Question:  How does reducing fossil fuel use benefit health?

Answer: Climate change and fossil fuel air pollution are intimately linked. Burning fossil fuels harms our health directly by generating pollutants, and indirectly through release of greenhouse gases. Both the direct and indirect costs are often paid for by taxpayers. Cutting back on fossil fuels improves public health in a couple different ways.

Cutting fossil fuel use reduces air pollutants that impact our health. The greatest benefit comes from cutting back on coal, which even under stringent pollution rules still emits lung-damaging fine particulates, sulfur gases, and nitrogen oxides (NOx)[1,2] as well as mercury, a neurotoxin. [3] Motor fuels also emit particulates, smog-promoting hydrocarbons, and NOx. Natural gas burns cleaner – no particulates, sulfur, or mercury – but still emits NOx. [4]

Reducing fossil fuel use also reduces greenhouse gases. Although CO2 is not inherently toxic, it is the major cause of climate change, which has its own slate of public health impacts. These include heat stress, more powerful storms, extremes of drought and flooding, spread of infectious disease, and even nutritional deficiency. That’s why the EPA found in 2009 that CO2 from burning fossil fuels is dangerous to human health. The impacts of climate change have been acknowledged as the major public health challenge of the century. [5] All fossil fuels contribute to global warming if we discharge their emissions into the atmosphere.

Air pollution can be reduced with various kinds of scrubbers and catalysts on smokestacks and tailpipes, [6] but most of those treatments don’t mitigate climate change.

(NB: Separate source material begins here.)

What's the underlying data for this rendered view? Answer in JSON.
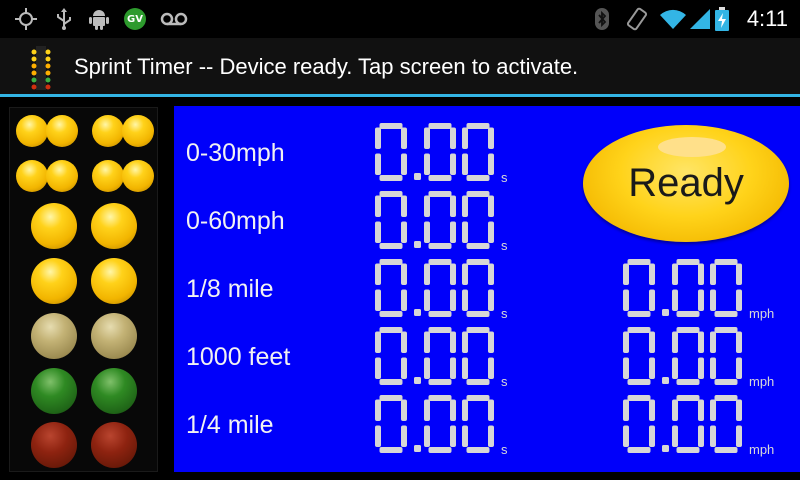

Curtailing the use of fossil fuels can benefit our health by reducing both air pollution and the worldwide effects of climate change.

  1. “Criteria Air Pollutants.” U.S Environmental Protection Agency (accessed 1 Feb 2018).
  2. “NAAQS Table.” U.S Environmental Protection Agency (accessed 1 Feb 2018).
  3. “Health Effects of Exposures to Mercury.” U.S Environmental Protection Agency (accessed 1 Feb 2018).
  4. Deru, M. and P. Torcellini. “Source Energy and Emission Factors for Energy Use in Buildings.” NREL Technical Report NREL/TP-550-38617, Tables 8-11 (Jun 2007).
  5. Watts, N., et al. “The Lancet Countdown on health and climate change: from 25 years of inaction to a global transformation for public health.” The Lancet 391 10120, 581-630 (10 Feb 2018).
  6. “Emission control technologies.” EPA Base Case v410 Documentation, Chap. 5. U.S. Environmental Protection Agency (Jul 2015).